I’ve only browsed a few of the articles on the case. What is obvious based on a few minutes of reading is that there is far more going on in the case than I realized (imagine that – I have much so much to learn!). As just a few examples, consider the following tidbits from the trial.
Some indicators of audit quality concerns
In one article, the lead audit partner conceded that multiple transactions originated by TB&W, sold to Colonial Bank, held by the bank as custodian, and sold to a specific third-party, did not exist. Dollar amount of the series of transactions is not mentioned in the article.
The key point for me as an auditor is the series of transactions did not exist. I concede I’m making inferences from a one paragraph comment, but will infer anyway: it is not that the dollar volume of loans was overstated, or their quality was overstated, or the allowance for loan loss was understated, or the gain on sale is wrong, or the documents were faked by the originator TB&W. The article says the transactions “did not exist.” That suggests the underlying loan files, and the end purchaser, and the gross amount of sale, and the gain on sale, and the servicing rights, and any deferred asset for future servicing rights, simply don’t exist.

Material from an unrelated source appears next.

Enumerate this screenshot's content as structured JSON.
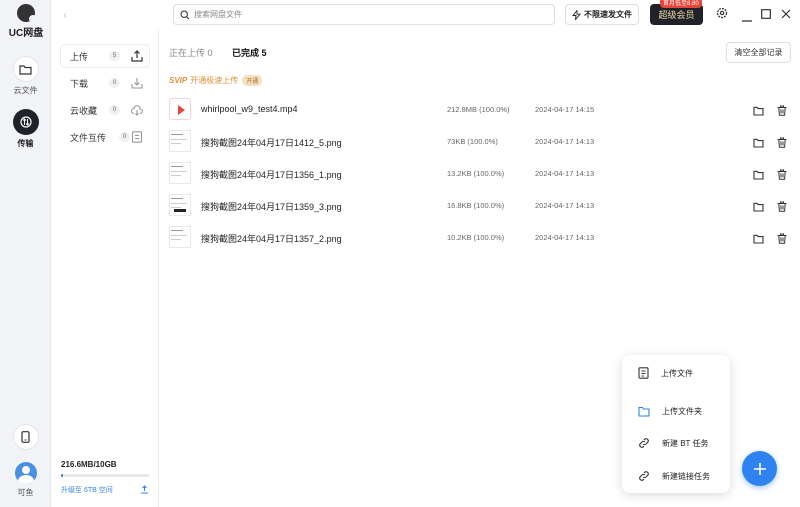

Think occurrence assertion along with accuracy/valuation assertion. For any assets on the balance sheet, think existence assertion.
Another article states a billion dollars of mortgage transactions were tested by an intern. The plaintiff’s auditing expert categorized this as a violation of the first general standard (adequate technical training and proficiency) and the first field work standard (planning and supervision). Another article, which discusses this further, needs another read later.
Another article suggests several paths to explore regarding audit quality. The audit partner conceded the firm did not substantively test the existence of a material amount of assets. The plaintiff attorney claims there was $4 billion of unsubstantiated assets. The partner does not know whether that is the correct number or not, but acknowledges there was a material amount of assets that “were not real.”
Think existence assertion. Think asset with a balance that is material at the financial statement level. Think zero substantive testing.
Thought process for the auditors: consider these few paragraphs set out the concept (to which the audit partner seems to agree) that there was no substantive testing of the existence assertion of assets which are measured in multiples of billions of dollars.
Thought process for peer reviewers: develop a list of items you would want to look at in the audit documentation.
So that auditors can make their own materiality assessments, my understanding is the asserted amount of assets with no substantive testing is $4B in relation to total bank assets of approximately $25B at the time of failure.
When I have some time, I will dive into this and other coverage to see what can be learned from looking at the testimony with an auditor’s perspective. There is much more to learn and much more to say.